Zynga Reports Lower than Expected Results for Second Quarter 2014
Posted: August 12, 2014
Updated: June 4, 2017
Zynga’s recent financial results for Q2 cause Wall Street analysts to lower expectations for the next three months.
Online gaming firm Zynga boasts an impressive gaming portfolio that has managed to achieve great success throughout the past several years. According to gambling news, currently the firm has posted that it has around $1.2 billion of cash on hand, which equals around $1.5 of the $2.88 stock price.
It is expected that in addition to other successful games, popular titles like Words with Friends and Farmville will generate somewhere in between $695 to $725 million. However, despite having such impressive numbers, the company has performed lower than initially predicted by financial experts.
Conservative approach leads to obscure messages
• Analysts predict modest performance in Q3 for Zynga
• Zynga recently signed deals with Tiger Woods and the NFL
• Insiders believe that by year’s end shares just pass $4 per share
Wall Street analysts believe that the next quarter will spell a mediocre success for Zynga, considering their earning levels in the last three months. The results show that the firm has broken even with $153 million in revenue, which suggests that the next quarter might generate earnings of $15-20 million. Costs on the other hand remain at the same level.
Some would disagree with their predictions as they didn’t take other business opportunities into consideration, like certain advertising revenue models and the way in mobile sales perform.
Analysts like to pass the messages set by CEOs of companies, which many times creates confusion and somewhat different viewpoints as to the performance of firms. Zynga’s current chief executive Don Mattrick is considered to maintain a conservative approach to business, often sending out relatively obscure and subjective signals.
Shortly after taking over the company, Mattrick and his team of highly skilled individuals released a statement highlighting their intention to stop their previous gambling license pursuit. At the same time they failed to clearly state that they would seek to establish Zynga Poker as a real money gaming platform.
This action will obviously make way for their mobile casino gambling ambitions in the future, as they look to become a serious force in that industry as well. Taking into account that that current online gaming industry is generating around $41.5 billion per year, it is easy to see why Zynga is pushing hard realize their aspirations in that arena.
Hidden potential in the company
The highest grossing markets for online gaming comes from Europe and Macau, while the addition of some US states will help take the revenue levels to the next level in the near future. Furthermore, speculation regarding the legalization of internet gaming from the American Indian Reservation land should also come as a welcome bonus.

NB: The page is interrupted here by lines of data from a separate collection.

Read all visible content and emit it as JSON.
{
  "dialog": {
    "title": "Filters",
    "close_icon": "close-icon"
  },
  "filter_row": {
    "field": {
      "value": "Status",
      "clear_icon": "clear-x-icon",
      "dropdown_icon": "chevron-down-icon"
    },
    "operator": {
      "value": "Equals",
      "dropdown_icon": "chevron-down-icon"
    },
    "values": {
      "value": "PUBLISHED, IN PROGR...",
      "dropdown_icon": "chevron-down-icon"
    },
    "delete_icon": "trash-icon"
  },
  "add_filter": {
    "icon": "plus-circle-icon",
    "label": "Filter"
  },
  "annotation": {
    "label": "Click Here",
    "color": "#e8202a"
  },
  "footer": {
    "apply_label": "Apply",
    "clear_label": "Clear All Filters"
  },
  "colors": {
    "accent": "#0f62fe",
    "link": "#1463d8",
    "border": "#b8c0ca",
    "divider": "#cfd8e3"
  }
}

Mattrick also missed out on mentioning the recent success with penning deals with the NFL and Tiger Woods. Although Woods has been struggling with form and injuries lately, his marketing potential is still considered to be massive in the modern environment. His popularity and earning power is beyond imagination making him a gen for any company.
The NFL bears the same effect as Tiger Woods. Electronic Arts’ Madden NFL game has grossed a staggering $4 billion in revenues over the past 25 years and still enjoys a huge stronghold in the market. The licensing deal with the NFL will spell out great success for Zynga as the football franchise will be used to develop numerous gaming platforms.
By evaluating the overall business pursuit of the firm, people can easily come to the conclusion that Zynga shares will relish in the future, despite what the analysts are predicting for the next quarter. Some online gambling sites in the US even believe that Zynga stock will once again jump up to and even surpass $4 per share by the end of the year.
The reasoning behind the positive future prospects is that Zynga holds numerous hidden elements of value that cannot be seen on the surface and is not reported by financial analysts. But instead, the firm must be closely observed to uncover the serious potential behind the initial forecasts.